Investigation of the Cryogenic Mechanical Properties and Structural Deformation of Liquefied Natural Gas (LNG) Membranes
摘要
LNG membrane tanks feature a composite structure, with the 304 L stainless steel membrane serving as a critical component. Ensuring membrane reliability and safety under extreme low-temperature conditions requires systematic investigation of their mechanical properties. This study presents numerical simulations and experimental verification of LNG membrane mechanical properties. Through quasistatic tensile tests, finite element simulations, and actual model tests, the research established stress-strain curves of 304 L stainless steel at various temperatures and examined the mechanical behavior and deformation characteristics of LNG membranes at low temperatures.
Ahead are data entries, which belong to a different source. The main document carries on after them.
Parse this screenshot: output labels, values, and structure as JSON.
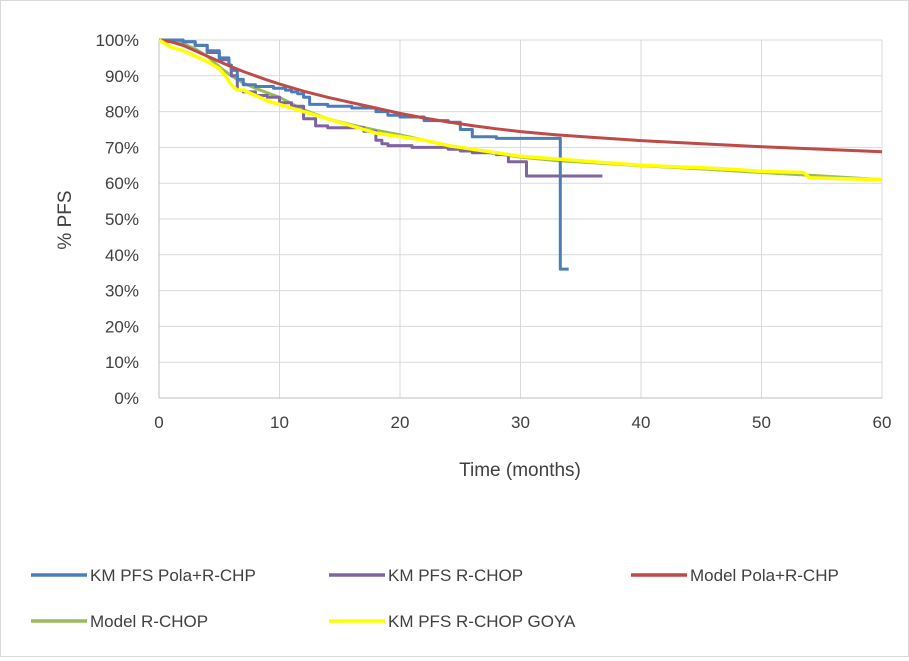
{
  "chart_data": {
    "type": "line",
    "title": "",
    "xlabel": "Time (months)",
    "ylabel": "% PFS",
    "xlim": [
      0,
      60
    ],
    "ylim": [
      0,
      100
    ],
    "x_ticks": [
      "0",
      "10",
      "20",
      "30",
      "40",
      "50",
      "60"
    ],
    "y_ticks": [
      "0%",
      "10%",
      "20%",
      "30%",
      "40%",
      "50%",
      "60%",
      "70%",
      "80%",
      "90%",
      "100%"
    ],
    "grid": true,
    "legend_position": "bottom",
    "series": [
      {
        "name": "KM PFS Pola+R-CHP",
        "color": "#4a7ebb",
        "step": true,
        "points": [
          [
            0,
            100
          ],
          [
            1.5,
            100
          ],
          [
            2,
            99.5
          ],
          [
            3,
            98.5
          ],
          [
            4,
            97
          ],
          [
            5,
            95
          ],
          [
            5.8,
            93
          ],
          [
            6,
            91.5
          ],
          [
            6.5,
            89
          ],
          [
            7,
            87.5
          ],
          [
            8,
            87
          ],
          [
            9.5,
            86.5
          ],
          [
            10.5,
            86
          ],
          [
            11,
            85.5
          ],
          [
            11.5,
            85
          ],
          [
            12,
            84
          ],
          [
            12.5,
            82
          ],
          [
            14,
            81.5
          ],
          [
            16,
            81
          ],
          [
            18,
            80
          ],
          [
            19,
            79
          ],
          [
            20,
            78.5
          ],
          [
            22,
            77.5
          ],
          [
            24,
            77
          ],
          [
            25,
            75
          ],
          [
            26,
            73
          ],
          [
            28,
            72.5
          ],
          [
            33.3,
            72.5
          ],
          [
            33.3,
            36
          ],
          [
            34,
            36
          ]
        ]
      },
      {
        "name": "KM PFS R-CHOP",
        "color": "#8064a2",
        "step": true,
        "points": [
          [
            0,
            100
          ],
          [
            1.5,
            100
          ],
          [
            2,
            99.5
          ],
          [
            3,
            98.5
          ],
          [
            4,
            96.5
          ],
          [
            5,
            94.5
          ],
          [
            5.8,
            93
          ],
          [
            6,
            90
          ],
          [
            6.5,
            86
          ],
          [
            7,
            85.5
          ],
          [
            8,
            84.5
          ],
          [
            9,
            84
          ],
          [
            10,
            82.5
          ],
          [
            11,
            81.5
          ],
          [
            12,
            78
          ],
          [
            13,
            76
          ],
          [
            14,
            75.5
          ],
          [
            17,
            74.5
          ],
          [
            18,
            72
          ],
          [
            18.5,
            71
          ],
          [
            19,
            70.5
          ],
          [
            21,
            70
          ],
          [
            24,
            69.5
          ],
          [
            25,
            69
          ],
          [
            26,
            68.5
          ],
          [
            28,
            68
          ],
          [
            29,
            66
          ],
          [
            30.5,
            66
          ],
          [
            30.5,
            62
          ],
          [
            36.8,
            62
          ]
        ]
      },
      {
        "name": "Model Pola+R-CHP",
        "color": "#be4b48",
        "step": false,
        "points": [
          [
            0,
            100
          ],
          [
            1,
            99.5
          ],
          [
            2,
            98.5
          ],
          [
            3,
            97
          ],
          [
            4,
            95.5
          ],
          [
            5,
            94
          ],
          [
            6,
            92.5
          ],
          [
            7,
            91.2
          ],
          [
            8,
            90
          ],
          [
            9,
            88.8
          ],
          [
            10,
            87.7
          ],
          [
            12,
            85.7
          ],
          [
            14,
            84
          ],
          [
            16,
            82.5
          ],
          [
            18,
            81
          ],
          [
            20,
            79.5
          ],
          [
            22,
            78.2
          ],
          [
            24,
            77.1
          ],
          [
            26,
            76.1
          ],
          [
            28,
            75.2
          ],
          [
            30,
            74.4
          ],
          [
            33,
            73.5
          ],
          [
            36,
            72.8
          ],
          [
            40,
            71.9
          ],
          [
            45,
            71
          ],
          [
            50,
            70.2
          ],
          [
            55,
            69.5
          ],
          [
            60,
            68.8
          ]
        ]
      },
      {
        "name": "Model R-CHOP",
        "color": "#9bbb59",
        "step": false,
        "points": [
          [
            0,
            100
          ],
          [
            1,
            99.8
          ],
          [
            2,
            99
          ],
          [
            3,
            97.5
          ],
          [
            4,
            95.5
          ],
          [
            5,
            92.5
          ],
          [
            6,
            90
          ],
          [
            7,
            88
          ],
          [
            8,
            86.5
          ],
          [
            10,
            84
          ],
          [
            12,
            80.5
          ],
          [
            14,
            78
          ],
          [
            16,
            76.3
          ],
          [
            18,
            74.8
          ],
          [
            20,
            73.5
          ],
          [
            22,
            72
          ],
          [
            24,
            70.5
          ],
          [
            26,
            69.3
          ],
          [
            28,
            68.2
          ],
          [
            30,
            67.3
          ],
          [
            33,
            66.3
          ],
          [
            36,
            65.7
          ],
          [
            40,
            64.9
          ],
          [
            45,
            64
          ],
          [
            50,
            63
          ],
          [
            55,
            62
          ],
          [
            60,
            61
          ]
        ]
      },
      {
        "name": "KM PFS R-CHOP GOYA",
        "color": "#ffff00",
        "step": false,
        "points": [
          [
            0,
            100
          ],
          [
            0.5,
            99
          ],
          [
            1,
            98
          ],
          [
            2,
            97
          ],
          [
            3,
            95.5
          ],
          [
            4,
            94
          ],
          [
            5,
            92
          ],
          [
            5.5,
            90
          ],
          [
            6,
            87.5
          ],
          [
            6.5,
            86
          ],
          [
            7,
            86
          ],
          [
            8,
            84.5
          ],
          [
            9,
            83
          ],
          [
            10,
            82
          ],
          [
            11,
            81
          ],
          [
            12,
            80
          ],
          [
            13,
            79
          ],
          [
            14,
            78
          ],
          [
            15,
            77
          ],
          [
            16,
            76
          ],
          [
            17,
            75
          ],
          [
            18,
            74
          ],
          [
            20,
            73
          ],
          [
            22,
            72
          ],
          [
            24,
            70.5
          ],
          [
            26,
            69.5
          ],
          [
            28,
            68.5
          ],
          [
            30,
            67.5
          ],
          [
            32,
            67
          ],
          [
            34,
            66.5
          ],
          [
            36,
            66
          ],
          [
            38,
            65.5
          ],
          [
            40,
            65
          ],
          [
            42,
            64.7
          ],
          [
            45,
            64.3
          ],
          [
            48,
            63.8
          ],
          [
            50,
            63.3
          ],
          [
            53.5,
            63
          ],
          [
            54,
            61.5
          ],
          [
            56,
            61.3
          ],
          [
            60,
            61
          ]
        ]
      }
    ]
  }
}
The findings demonstrate that 304 L stainless steel exhibits significantly increased tensile strength at low temperatures, while showing decreased elongation. Under low-temperature conditions, small corrugations display reduced extensibility but enhanced tensile strength, whereas large corrugations demonstrate opposite characteristics. Furthermore, this study elucidates the permanent deformation patterns of LNG membranes under low-temperature and high-load conditions. The maximum displacement of membranes increases with load in both large and small corrugation areas, though their recovery capability improves at low temperatures, with varying tensile and elongation properties in different directions. Based on these results, the study proposes a calibration standard for LNG membranes, providing theoretical foundations for practical applications.